Mature suggestive themes
  1. How to Talk to Your Kids about Mature or Suggestive Themes in Mobile Apps
    • Starting at around the age of nine, your kids are going to start to see some mature or suggestive themes on TV, online, and even in school. At this age, these themes will generally be fairly infrequent and very mild. For an idea of appropriate levels and frequency for mature/suggestive content, think of the kinds of subjects and themes you see on prime time network television or in a PG-rated movie.
    • These programs and films recommend parental guidance, but they give you a metric for how much suggestive or mature content you can expect to see. For example, you’ll likely only see mild profanity, and you aren’t likely to see intense or frequent violence, either. That said, all children develop at slightly different rates, and what is appropriate for one child is not necessarily appropriate for another.

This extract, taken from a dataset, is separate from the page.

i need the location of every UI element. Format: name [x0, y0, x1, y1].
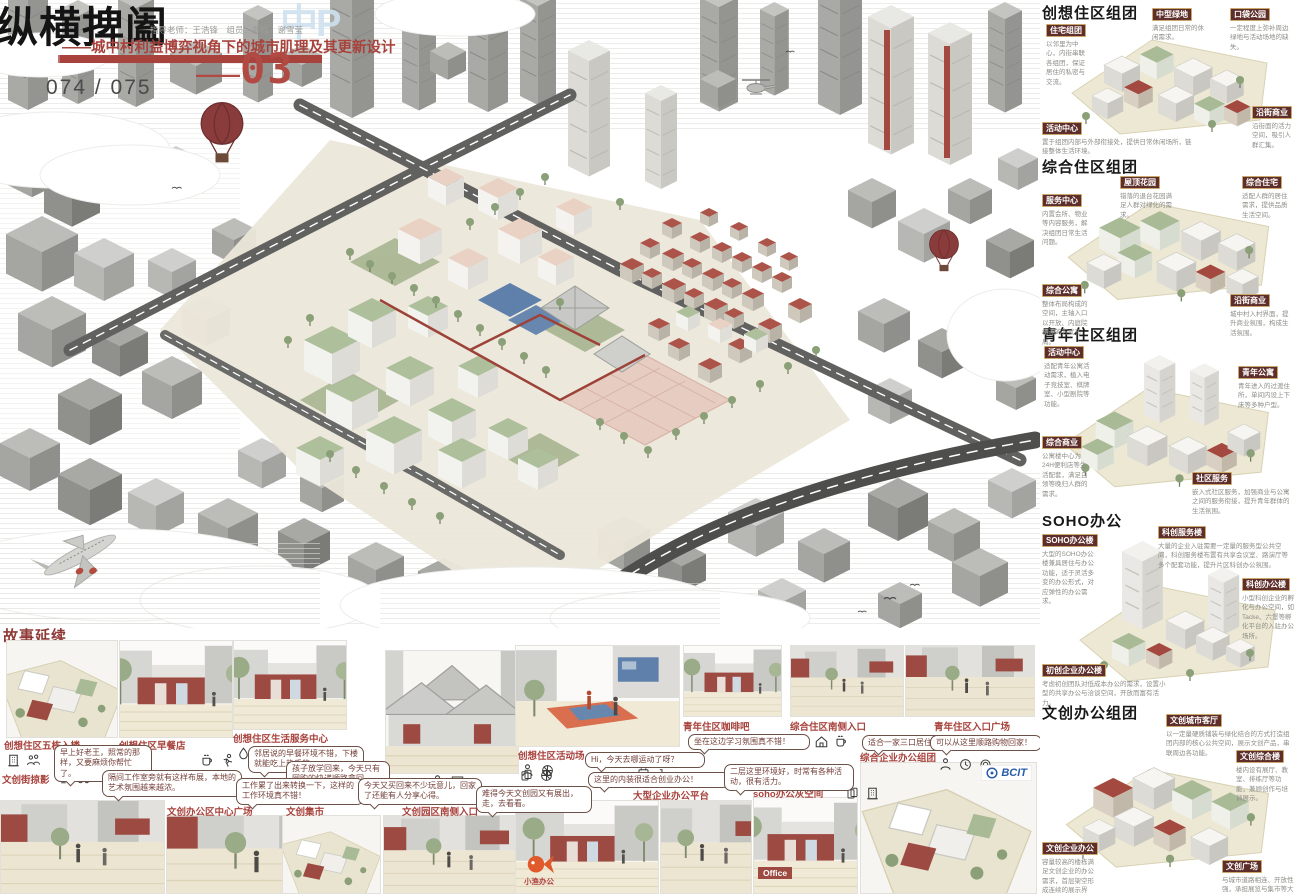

    • Likewise, if we’re talking about the apps your children are allowed to use, you can look them up in our directory to get a sense of the appropriate ratings of each app as well as more specific risk factors for each app.
    • Once you’ve decided whether an app is appropriate for your child or not, you could just restrict their access to it or allow them to use it. However, the best way to go about this, really, is to sit down and talk to your child about how they’re using the app and what kind of content they’re reading, watching or posting.

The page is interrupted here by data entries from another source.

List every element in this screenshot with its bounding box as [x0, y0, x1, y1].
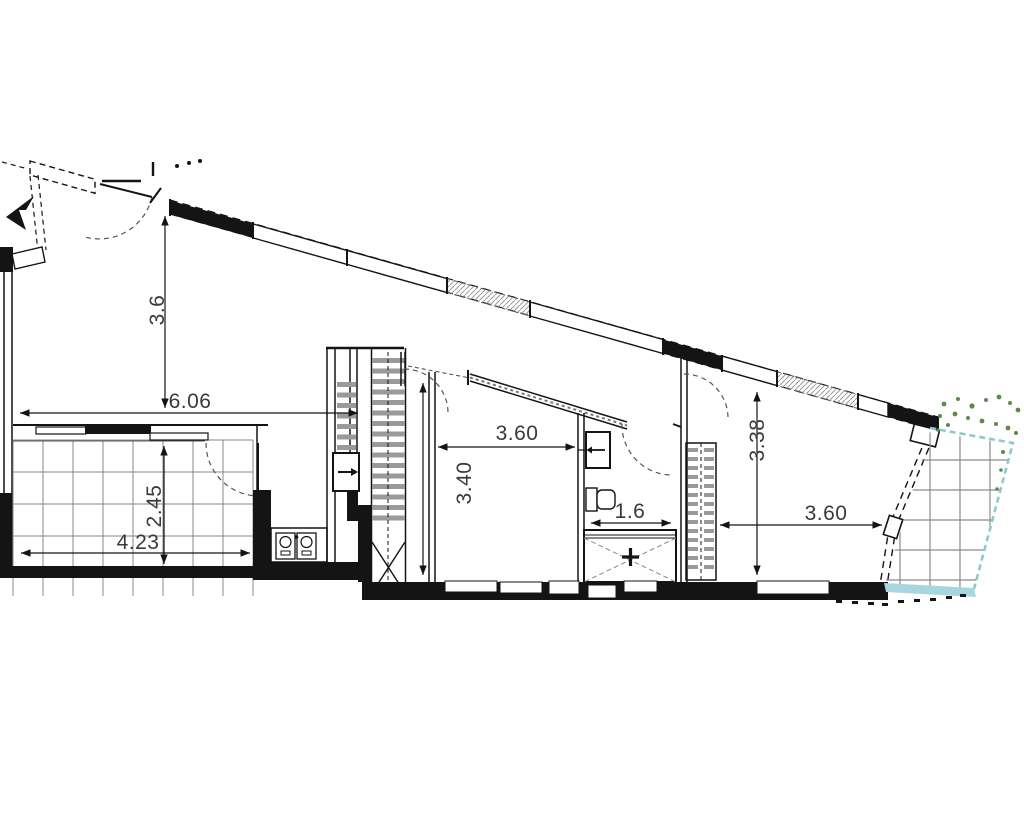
south-window: [549, 581, 579, 594]
window-segment: [858, 395, 888, 418]
door-header-dashed: [408, 366, 470, 378]
entry-door-swing-arc: [85, 197, 152, 239]
bathroom-door-swing-arc: [622, 424, 673, 475]
shaft-wall: [347, 491, 358, 521]
terrace-sliding-window: [13, 425, 268, 441]
shower-tray: [584, 530, 676, 582]
left-terrace: [10, 425, 268, 596]
dim-label-terrace-width: 4.23: [117, 531, 160, 554]
exterior-window-wall: [170, 199, 938, 432]
dim-label-living-width: 6.06: [169, 390, 212, 413]
terrace-tile-grid: [878, 425, 1020, 595]
terrace-edge-wall: [10, 566, 268, 578]
stair-wall-mass: [358, 505, 372, 582]
east-sliding-wall: [881, 424, 940, 582]
dim-label-rightroom-height: 3.38: [746, 419, 769, 462]
wall-stub-dashed: [2, 162, 28, 169]
window-segment: [347, 250, 447, 292]
vestibule-wall-dashed: [30, 176, 38, 252]
bathroom-sink: [578, 432, 610, 468]
west-wall: [0, 272, 13, 578]
south-window: [588, 585, 616, 598]
floor-plan-canvas: 3.6 6.06 2.45 4.23 3.60 3.40 1.6 3.38 3.…: [0, 0, 1024, 819]
kitchen-wall-mass: [271, 562, 362, 580]
interior-diagonal-wall: [468, 370, 627, 429]
right-room-door-swing-arc: [684, 374, 728, 418]
vegetation-speckles: [936, 395, 1020, 491]
vestibule-wall-dashed: [38, 175, 46, 250]
south-window: [624, 581, 657, 592]
staircase: [326, 348, 406, 595]
dim-label-midroom-width: 3.60: [496, 422, 539, 445]
south-window: [757, 581, 829, 594]
wall-segment: [170, 201, 253, 238]
entry-door-leaf: [100, 184, 152, 197]
wall-corner-band: [12, 247, 45, 269]
wall-stub: [673, 424, 681, 427]
terrace-border-teal: [930, 428, 1013, 589]
wall-chunk: [0, 493, 13, 578]
south-window: [445, 581, 497, 592]
window-segment: [253, 224, 347, 265]
floor-plan-drawing: 3.6 6.06 2.45 4.23 3.60 3.40 1.6 3.38 3.…: [0, 0, 1024, 819]
hall-door-swing-arc: [404, 369, 448, 413]
wall-hatch-segment: [447, 279, 530, 316]
kitchen-wall-mass: [253, 490, 271, 580]
wall-hatch-segment: [777, 372, 858, 409]
entrance-arrow-icon: [6, 196, 34, 230]
stair-treads-left: [337, 382, 356, 450]
south-window: [500, 582, 542, 593]
dim-label-bath-width: 1.6: [615, 500, 646, 523]
wardrobe-shaft: [686, 443, 716, 580]
entrance-area: [0, 159, 202, 272]
wall-chunk: [0, 247, 13, 272]
dim-label-living-height: 3.6: [146, 295, 169, 326]
window-segment: [722, 356, 777, 386]
wall-segment: [663, 340, 722, 371]
toilet: [586, 488, 615, 511]
bathroom: [578, 413, 681, 582]
dim-label-midroom-height: 3.40: [453, 462, 476, 505]
terrace-door-swing-arc: [206, 443, 258, 496]
dim-label-rightroom-width: 3.60: [805, 502, 848, 525]
south-wall: [362, 581, 888, 600]
window-segment: [530, 302, 663, 354]
dim-label-terrace-height: 2.45: [143, 485, 166, 528]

  2. Ask How They’re Using the App
    • First of all, you’ll notice that iTunes tends to rate its apps based on the content and images they present to users, not on the content that other users may post. For example, the Facebook app has a 4+ rating, which means that it is safe for anyone over the age of four years to use. However, as you no doubt already know, there are some groups and profiles on Facebook that regularly use profanity, depict violent or horrific content or have very mature or suggestive themes.
    • That’s why it’s so important to talk to your kids about the apps they’re using and how they’re using them. For example, if your child is using a random messaging app to send pictures and messages to their friends, they may not be at risk for being exposed to much (if any) mature/suggestive content, but that depends a great deal on your child and their friends. So, if your child is on messaging app, which allows users to send pictures and messages, you need to talk to them about who they’re interacting with and what kind of messages they’re sending and receiving.
  3. Explain Why You’re Restricting Certain Apps
    • If you decide that an app is too suggestive or mature for your child, or if the material you see posted by other users is too mature, then don’t just tell your child that they can’t use it “because I said so.” Be open and honest. Sit them down and talk to them about the concerning content you saw on the app. Tell them that there’s not necessarily anything wrong with that kind of material and those kinds of images, but that they are not age appropriate at this time.
    • As you talk, encourage your child to come to you if they have any questions about mature subjects. You may even want to give them permission to use the app with the requirement that they share their activity with you, add you as a friend on the app, or come to you whenever they are uncomfortable with something they read or see on the app.
    • With tools like the SaferKid™ App Ratings, you can go a long way toward keeping your kids’ apps age appropriate. That said, the best tool you have really is communication. If you can talk to your child – at any age – about what is and isn’t appropriate and why, you’ll keep lines of communication open, and your child will be less likely to try to hide inappropriate content from you.
    • Investigate the apps your children want to download, and talk to them about the ones they’re already using. The more you know, the safer your kids will be. Make it a habit to look at their phone everyday, or at least several days a week, to see what apps they have. If you do not recognize any of them, look them up in our directory. An ounce of prevention is worth a pound of cure!